Some 261 participated and were encouraged to
receive protocolized lifestyle modifications (less calorie intake, daily
exercise) during the clinical trial at the National Institute of
Gastroenterology, Havana Cuba between June 2009 and May 2013.
Results showed a one-stage reduction in fibrosis (P < .01) and resolution of NASH (P < .01)
were significantly correlated with an improvement in the kidney
function.
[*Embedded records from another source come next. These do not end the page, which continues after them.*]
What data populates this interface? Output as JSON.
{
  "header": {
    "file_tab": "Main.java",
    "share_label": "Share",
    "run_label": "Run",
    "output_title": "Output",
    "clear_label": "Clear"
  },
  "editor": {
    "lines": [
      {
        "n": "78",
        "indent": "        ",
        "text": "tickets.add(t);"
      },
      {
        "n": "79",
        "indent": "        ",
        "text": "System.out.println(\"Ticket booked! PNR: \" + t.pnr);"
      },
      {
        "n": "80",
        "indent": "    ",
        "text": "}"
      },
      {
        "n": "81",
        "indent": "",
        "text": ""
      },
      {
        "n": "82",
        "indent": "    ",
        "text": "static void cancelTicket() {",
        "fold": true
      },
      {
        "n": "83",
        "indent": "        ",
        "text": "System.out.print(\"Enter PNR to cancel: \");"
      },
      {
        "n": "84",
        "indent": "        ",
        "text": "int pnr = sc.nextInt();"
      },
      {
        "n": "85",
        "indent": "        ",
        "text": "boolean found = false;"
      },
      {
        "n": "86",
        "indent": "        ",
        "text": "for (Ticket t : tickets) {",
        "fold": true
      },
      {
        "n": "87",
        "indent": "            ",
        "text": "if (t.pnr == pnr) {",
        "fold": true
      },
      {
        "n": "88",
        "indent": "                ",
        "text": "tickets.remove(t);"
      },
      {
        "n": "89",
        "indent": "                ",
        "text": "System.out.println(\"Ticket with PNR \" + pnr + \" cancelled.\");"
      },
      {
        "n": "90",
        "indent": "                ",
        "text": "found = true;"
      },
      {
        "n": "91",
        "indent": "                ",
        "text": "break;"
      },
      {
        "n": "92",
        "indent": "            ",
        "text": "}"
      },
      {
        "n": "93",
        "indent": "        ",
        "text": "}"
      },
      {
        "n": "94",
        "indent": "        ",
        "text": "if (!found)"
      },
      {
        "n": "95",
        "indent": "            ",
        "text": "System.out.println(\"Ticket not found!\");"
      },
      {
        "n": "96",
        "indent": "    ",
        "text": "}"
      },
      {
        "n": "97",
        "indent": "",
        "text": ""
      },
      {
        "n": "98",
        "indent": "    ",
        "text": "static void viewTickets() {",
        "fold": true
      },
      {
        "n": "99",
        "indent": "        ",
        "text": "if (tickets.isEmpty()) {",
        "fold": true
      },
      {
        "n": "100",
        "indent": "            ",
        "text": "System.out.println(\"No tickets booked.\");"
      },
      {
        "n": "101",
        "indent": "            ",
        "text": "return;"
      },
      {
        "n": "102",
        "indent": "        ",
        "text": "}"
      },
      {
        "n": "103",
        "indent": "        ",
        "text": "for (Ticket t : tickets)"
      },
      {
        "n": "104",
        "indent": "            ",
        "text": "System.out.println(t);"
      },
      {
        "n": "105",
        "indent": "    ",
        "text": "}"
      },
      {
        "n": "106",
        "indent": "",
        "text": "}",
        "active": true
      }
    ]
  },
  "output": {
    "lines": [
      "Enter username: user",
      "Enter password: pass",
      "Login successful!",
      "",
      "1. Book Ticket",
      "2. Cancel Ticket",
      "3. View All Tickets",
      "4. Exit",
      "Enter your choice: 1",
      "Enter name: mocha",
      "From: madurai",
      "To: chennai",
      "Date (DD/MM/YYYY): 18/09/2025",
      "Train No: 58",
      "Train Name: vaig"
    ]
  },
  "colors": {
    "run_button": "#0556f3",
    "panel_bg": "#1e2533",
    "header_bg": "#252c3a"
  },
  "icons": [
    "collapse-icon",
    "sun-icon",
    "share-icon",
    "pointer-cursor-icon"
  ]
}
The estimated glomerular filtration rates (eGFR) were
significantly increased in patients with fibrosis improvement (+7.6 ±
6.5 mL/min/1.73 m2) compared with patients who did not have fibrosis improvement (−1.98 ± 6.4 mL/min/1.73 m2; P < .01) after 52 weeks.
The resolution of NASH and 1-point improvement
in fibrosis was an effect that was independent of baseline kidney
function, weight loss and other confounding covariates (P < .05 for both), the researchers wrote.
In addition, resolution of NASH was associated with an increase in eGFR (2.32 ± 7.8 mL/min/1.73 m2) compared with patients without resolution of NASH (−1.04 ± 5.9 mL/min/1.73 m2; P = .04) after 52 weeks.
The researchers note that their results should
be interpreted with caution due to various limitations: the full
definition of chronic kidney disease was unfulfilled; no renal tissue
was available for analysis; they were unable to demonstrate correlations
between change in kidney function and physical activity; among others.
“A significant association was found between
improvements in histological NASH-related endpoints and changes in renal
function, which may suggest attenuation on inflammatory and
fibrogenetic processes improving kidney and liver function through
lifestyle modifications,” the researchers wrote, adding that it is still
unclear if long-term lifestyle modifications in patients with
nonalcoholic fatty liver disease with normal or altered kidney function
will prevent progression of the renal disease.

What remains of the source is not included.